GAZA - Ratusan warga yang tinggal di tenda-tenda di Rafah kembali ke rumah mereka yang hancur pada Senin (8/4/2024) setelah mundurnya pasukan Israel. Ada yang menaiki kereta keledai, becak, dan kendaraan dek terbuka, ada pula yang hanya berjalan kaki.
“Ini mengejutkan, mengejutkan, kehancurannya tak tertahankan,” kata warga Mohammed Abou Diab.
“Saya pergi ke rumah saya dan saya tahu rumah saya hancur. Saya akan membuang puing-puing untuk mengambil baju,” tambahnya.
Ketika pasukan Israel mundur dari Khan Younis, keluarga Al-Najjar bersiap menghadapi kemungkinan terburuk sebelum kembali ke kota Gaza selatan di mana rumah mereka dihancurkan oleh serangan udara Israel dalam perang melawan Hamas.
Melihat hancurnya rumah mereka, mereka memperkirakan adanya ketidakpastian yang lebih besar akibat konflik yang telah berlangsung selama enam bulan dan tidak adanya tanda-tanda gencatan senjata karena krisis kemanusiaan yang menekan populasi, sehingga terancam menghadapi kelaparan.

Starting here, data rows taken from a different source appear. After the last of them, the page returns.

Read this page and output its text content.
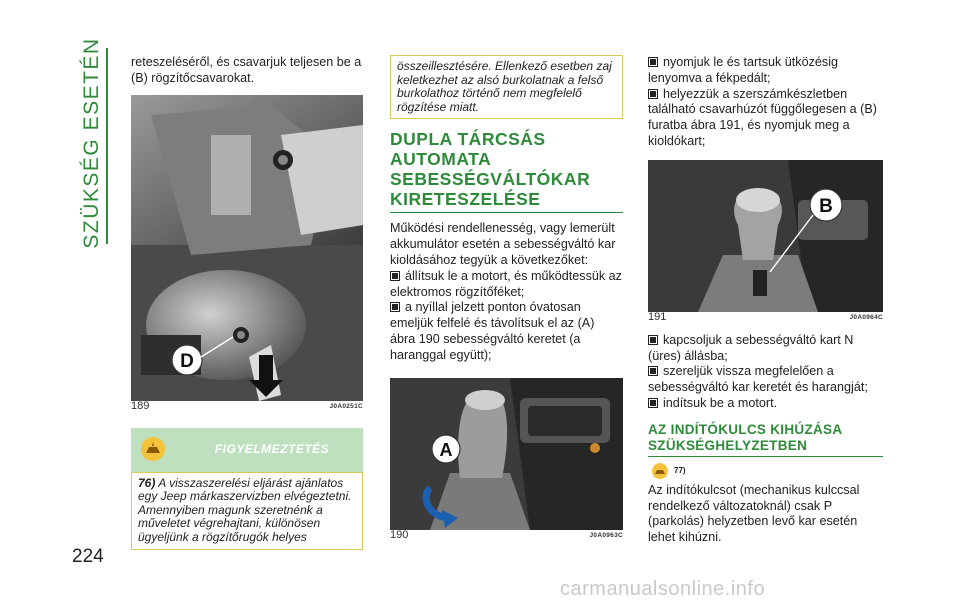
SZÜKSÉG ESETÉN
224

reteszeléséről, és csavarjuk teljesen be a (B) rögzítőcsavarokat.

D
189	J0A0251C
FIGYELMEZTETÉS
76) A visszaszerelési eljárást ajánlatos egy Jeep márkaszervizben elvégeztetni. Amennyiben magunk szeretnénk a műveletet végrehajtani, különösen ügyeljünk a rögzítőrugók helyes
összeillesztésére. Ellenkező esetben zaj keletkezhet az alsó burkolatnak a felső burkolathoz történő nem megfelelő rögzítése miatt.
DUPLA TÁRCSÁS AUTOMATA SEBESSÉGVÁLTÓKAR KIRETESZELÉSE

Működési rendellenesség, vagy lemerült akkumulátor esetén a sebességváltó kar kioldásához tegyük a következőket:

állítsuk le a motort, és működtessük az elektromos rögzítőféket;

a nyíllal jelzett ponton óvatosan emeljük felfelé és távolítsuk el az (A) ábra 190 sebességváltó keretet (a haranggal együtt);

A
190	J0A0963C

nyomjuk le és tartsuk ütközésig lenyomva a fékpedált;

helyezzük a szerszámkészletben található csavarhúzót függőlegesen a (B) furatba ábra 191, és nyomjuk meg a kioldókart;

B
191	J0A0964C

kapcsoljuk a sebességváltó kart N (üres) állásba;

szereljük vissza megfelelően a sebességváltó kar keretét és harangját;

indítsuk be a motort.

AZ INDÍTÓKULCS KIHÚZÁSA SZÜKSÉGHELYZETBEN
77)

Az indítókulcsot (mechanikus kulccsal rendelkező változatoknál) csak P (parkolás) helyzetben levő kar esetén lehet kihúzni.

carmanualsonline.info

Ummu Eyad al-Najjar mengatakan, keluarga tersebut akan mendirikan tenda setelah pernah tinggal di rumah yang nyaman bersama suami, anak perempuan, dan cucunya.
"Bagaimana kami bisa menanggungnya? Tidak ada air atau apa pun. Saya tidak bisa makan seperti dulu," katanya.

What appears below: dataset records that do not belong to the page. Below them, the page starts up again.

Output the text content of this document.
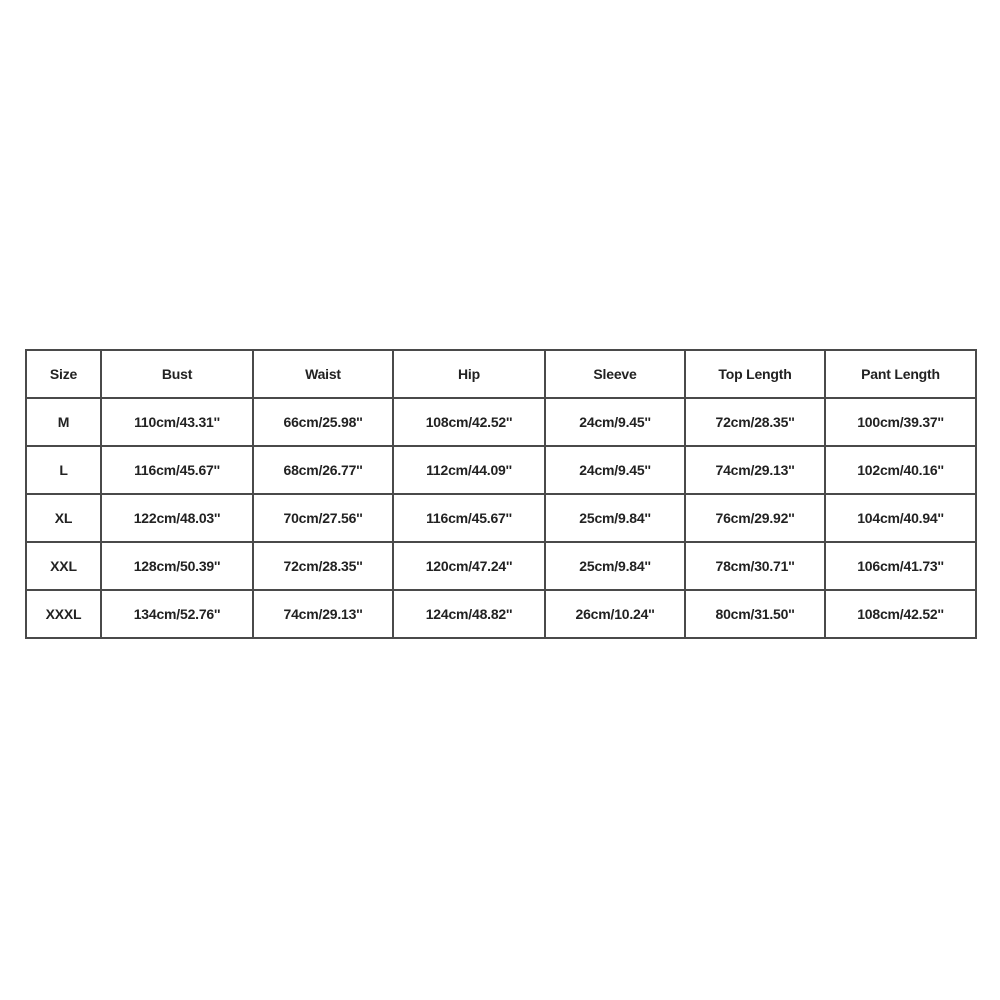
Size	Bust	Waist	Hip	Sleeve	Top Length	Pant Length
M	110cm/43.31''	66cm/25.98''	108cm/42.52''	24cm/9.45''	72cm/28.35''	100cm/39.37''
L	116cm/45.67''	68cm/26.77''	112cm/44.09''	24cm/9.45''	74cm/29.13''	102cm/40.16''
XL	122cm/48.03''	70cm/27.56''	116cm/45.67''	25cm/9.84''	76cm/29.92''	104cm/40.94''
XXL	128cm/50.39''	72cm/28.35''	120cm/47.24''	25cm/9.84''	78cm/30.71''	106cm/41.73''
XXXL	134cm/52.76''	74cm/29.13''	124cm/48.82''	26cm/10.24''	80cm/31.50''	108cm/42.52''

"Kau tahu bagaimana keadaan di dalam tenda, kami dikelilingi oleh orang-orang asing, dan kerabat kami tidak ada di sana untuk diajak bicara. Semuanya hancur,” lanjutnya.
Dia mengatakan banyak anggota keluarganya terbunuh dan jenazah mereka masih belum ditemukan. “Setiap rumah memiliki seseorang yang terbunuh atau terluka,” tambahnya.
Untuk saat ini, Ummu Eyad mengatakan dia berencana hanya duduk di depan rumahnya saat perang terus berkecamuk.
Khan Younis telah menjadi sasaran pemboman Israel dalam beberapa bulan terakhir.
Israel mengatakan pada Minggu (7/4/2024) bahwa mereka telah menarik lebih banyak tentara dari Gaza selatan, dan hanya menyisakan satu brigade.
Mereka telah mengurangi jumlah pengungsi di Gaza sejak awal tahun ini untuk mengurangi jumlah pasukan cadangan dan berada di bawah tekanan yang semakin besar dari sekutu utamanya, Washington, untuk memperbaiki situasi kemanusiaan, terutama setelah pembunuhan tujuh pekerja bantuan World Central Kitchen (WCK) pada pekan lalu.
Pihak berwenang Gaza mengatakan mereka menemukan lebih dari 80 mayat di Khan Younis sejak pasukan Israel berangkat setelah beroperasi di sana selama berbulan-bulan.
Sebagian besar wilayah Gaza, salah satu wilayah terpadat di dunia, telah hancur menjadi puing-puing. Permukiman telah berubah menjadi tanah terlantar, membuat banyak warga Palestina bertanya-tanya bagaimana mereka bisa membangun kembali rumah mereka.
Suami Umm Eyad, Ibrahim al-Najjar, mengatakan dia mengenang banyak hal sepanjang hidupnya di Gaza, sebuah kota miskin namun dulunya ramai dengan restoran, rumah sakit, dan sekolah.
Sebagian besar lahan tersebut telah hancur, meninggalkan banyak keluarga yang tinggal di sekolah atau tenda. Mencari makanan adalah perjuangan sehari-hari.
“Kami punya ternak, sekarang semuanya hilang. Seluruh peternakan hilang, 250 ekor sapi akan kami potong dan jual dagingnya, untuk mencari nafkah dan juga dimakan,” kata Ibrahim sambil mengamati bebatuan di sebuah rumah yang dibongkar.
“Rumah saya lebih baik dari seluruh dunia, meski saya harus duduk di atas debu yang tersisa,” ujarnya.
"Saya tinggal di sini, saya akan mati di sini,” tegasnya.